Margo Price @ Leaf, Liverpool, 21 Jan

Live Review by Jamie Bowman | 30 Jan 2017

If you were going to design a country singer by committee you could do a lot worse than use Margo Price as the model. Blonde and beautiful, with a hint of tragedy to accompany her sassiness, Price recalls the long line of female sirens who have helped to define the genre. It's the singer's back story that has really piqued the interest – tales of jail time, the loss of the family farm, divorce and the death of her child lend Price a gravitas that seems to transcend any accusations that she is merely rehashing the classic country tropes of her predecessors.

Mentioning her sad past would seem churlish were it not for the fact Price herself lists every misfortune in one of tonight's gig's stand-out tracks, Hands of Time, which is the kind of breathtakingly sad but defiant tune you'd expect to hear at the end of someone's career rather than the beginning.

"I made it through," she laughs nervously at the song's close to peals of applause from a crowd that stays in the palm of Price's hand throughout. A veteran of the Nashville music machine, despite being only 33, she knows how to put on a show; for every pin-drop moment of sadness, there's a raise-your-glass celebration of southern rock around the corner, with Price's backing band, the Price Tags happy to turn into Lynrd Skynryd at the drop of a Stetson. 
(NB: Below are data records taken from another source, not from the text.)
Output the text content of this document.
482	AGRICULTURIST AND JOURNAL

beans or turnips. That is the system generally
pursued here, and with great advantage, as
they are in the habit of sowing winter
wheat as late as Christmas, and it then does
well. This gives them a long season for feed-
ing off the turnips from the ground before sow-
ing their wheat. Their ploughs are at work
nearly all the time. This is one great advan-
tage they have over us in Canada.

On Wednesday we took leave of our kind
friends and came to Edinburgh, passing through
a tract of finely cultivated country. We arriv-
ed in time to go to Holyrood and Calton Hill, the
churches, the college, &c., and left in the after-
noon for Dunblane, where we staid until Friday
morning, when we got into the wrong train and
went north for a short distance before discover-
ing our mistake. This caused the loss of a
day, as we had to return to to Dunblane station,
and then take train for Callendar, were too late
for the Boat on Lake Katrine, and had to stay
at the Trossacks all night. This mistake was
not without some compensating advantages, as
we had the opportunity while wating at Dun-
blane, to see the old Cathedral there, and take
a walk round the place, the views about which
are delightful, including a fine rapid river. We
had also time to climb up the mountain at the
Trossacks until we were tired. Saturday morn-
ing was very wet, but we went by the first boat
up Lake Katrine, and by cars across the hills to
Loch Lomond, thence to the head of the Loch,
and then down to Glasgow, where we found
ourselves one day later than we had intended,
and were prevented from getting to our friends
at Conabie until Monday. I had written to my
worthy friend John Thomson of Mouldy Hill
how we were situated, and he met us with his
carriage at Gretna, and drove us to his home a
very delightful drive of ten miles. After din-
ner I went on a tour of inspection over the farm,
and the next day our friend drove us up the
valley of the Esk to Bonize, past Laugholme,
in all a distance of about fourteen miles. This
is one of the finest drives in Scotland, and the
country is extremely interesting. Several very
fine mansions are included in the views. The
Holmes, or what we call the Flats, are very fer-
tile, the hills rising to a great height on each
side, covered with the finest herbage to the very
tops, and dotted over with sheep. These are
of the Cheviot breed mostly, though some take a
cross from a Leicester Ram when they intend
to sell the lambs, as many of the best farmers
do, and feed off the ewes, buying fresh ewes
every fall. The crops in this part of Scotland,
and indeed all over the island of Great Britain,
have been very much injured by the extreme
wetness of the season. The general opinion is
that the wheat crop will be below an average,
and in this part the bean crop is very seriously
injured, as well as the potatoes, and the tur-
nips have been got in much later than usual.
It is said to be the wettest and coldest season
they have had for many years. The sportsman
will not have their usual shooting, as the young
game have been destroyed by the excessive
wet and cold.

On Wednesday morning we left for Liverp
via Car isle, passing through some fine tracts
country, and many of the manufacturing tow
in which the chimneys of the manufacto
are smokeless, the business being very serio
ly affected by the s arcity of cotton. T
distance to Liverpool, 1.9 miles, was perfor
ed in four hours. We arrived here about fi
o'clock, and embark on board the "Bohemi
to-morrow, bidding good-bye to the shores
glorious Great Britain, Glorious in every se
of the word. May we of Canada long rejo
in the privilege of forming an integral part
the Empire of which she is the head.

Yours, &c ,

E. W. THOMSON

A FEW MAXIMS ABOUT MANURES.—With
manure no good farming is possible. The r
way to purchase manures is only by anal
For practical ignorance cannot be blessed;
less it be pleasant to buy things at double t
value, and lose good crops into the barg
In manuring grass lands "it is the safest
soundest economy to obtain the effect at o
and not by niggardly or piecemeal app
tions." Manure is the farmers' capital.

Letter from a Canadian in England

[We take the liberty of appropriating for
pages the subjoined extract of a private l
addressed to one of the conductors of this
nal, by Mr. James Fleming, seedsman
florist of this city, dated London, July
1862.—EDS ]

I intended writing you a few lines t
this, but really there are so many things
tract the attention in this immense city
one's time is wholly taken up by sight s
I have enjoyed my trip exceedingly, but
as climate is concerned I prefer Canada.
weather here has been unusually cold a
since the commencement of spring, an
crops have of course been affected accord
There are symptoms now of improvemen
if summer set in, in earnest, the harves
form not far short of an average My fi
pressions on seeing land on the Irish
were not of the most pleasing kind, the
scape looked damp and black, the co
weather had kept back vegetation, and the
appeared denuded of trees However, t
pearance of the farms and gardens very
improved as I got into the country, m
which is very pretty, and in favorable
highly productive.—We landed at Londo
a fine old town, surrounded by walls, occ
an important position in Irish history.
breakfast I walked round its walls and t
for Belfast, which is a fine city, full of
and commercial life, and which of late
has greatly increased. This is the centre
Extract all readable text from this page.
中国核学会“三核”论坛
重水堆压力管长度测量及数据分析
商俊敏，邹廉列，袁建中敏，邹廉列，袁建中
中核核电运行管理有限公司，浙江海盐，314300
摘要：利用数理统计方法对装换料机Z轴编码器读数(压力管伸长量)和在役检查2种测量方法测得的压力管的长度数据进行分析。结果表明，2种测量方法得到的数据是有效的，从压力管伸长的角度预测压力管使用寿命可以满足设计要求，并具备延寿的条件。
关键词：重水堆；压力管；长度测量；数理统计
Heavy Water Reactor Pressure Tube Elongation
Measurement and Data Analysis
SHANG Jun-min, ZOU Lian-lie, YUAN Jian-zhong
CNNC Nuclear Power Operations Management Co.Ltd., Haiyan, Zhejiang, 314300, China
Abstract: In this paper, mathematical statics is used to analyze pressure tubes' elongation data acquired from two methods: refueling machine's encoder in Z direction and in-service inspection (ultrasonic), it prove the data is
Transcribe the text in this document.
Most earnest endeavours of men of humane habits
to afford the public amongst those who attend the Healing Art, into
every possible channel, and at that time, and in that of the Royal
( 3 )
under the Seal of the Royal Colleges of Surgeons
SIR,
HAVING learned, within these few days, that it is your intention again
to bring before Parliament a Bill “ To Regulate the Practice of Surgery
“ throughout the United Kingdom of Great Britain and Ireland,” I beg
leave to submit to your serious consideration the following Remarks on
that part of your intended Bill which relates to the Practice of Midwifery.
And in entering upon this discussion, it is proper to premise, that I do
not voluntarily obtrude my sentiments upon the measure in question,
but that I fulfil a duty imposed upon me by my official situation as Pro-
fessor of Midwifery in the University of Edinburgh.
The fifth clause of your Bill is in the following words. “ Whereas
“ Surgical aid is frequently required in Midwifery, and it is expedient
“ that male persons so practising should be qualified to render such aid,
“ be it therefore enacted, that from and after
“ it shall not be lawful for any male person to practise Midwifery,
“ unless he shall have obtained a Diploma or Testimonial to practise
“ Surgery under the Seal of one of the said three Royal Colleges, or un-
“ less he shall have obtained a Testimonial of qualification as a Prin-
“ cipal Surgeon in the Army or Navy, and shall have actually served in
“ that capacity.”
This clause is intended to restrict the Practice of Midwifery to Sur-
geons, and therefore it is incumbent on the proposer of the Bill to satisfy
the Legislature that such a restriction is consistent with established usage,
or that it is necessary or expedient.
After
As well as her own songs, Price performs fine covers of Dolly Parton’s Jolene (to celebrate Ms Parton’s birthday) and Kris Kristofferson’s Me and Bobby McGee, with the latter’s 'Freedom's just another word for nothing left to lose' serving as a poignant mantra for Price’s life and career. Stomping across stage or swapping grins with her husband on guitar, it's clears she's enjoying life back in Liverpool, which took her to its heart on her two previous visits with former band Buffalo Clover. Judging by the reception she receives, the city's ready to be heartbroken all over again.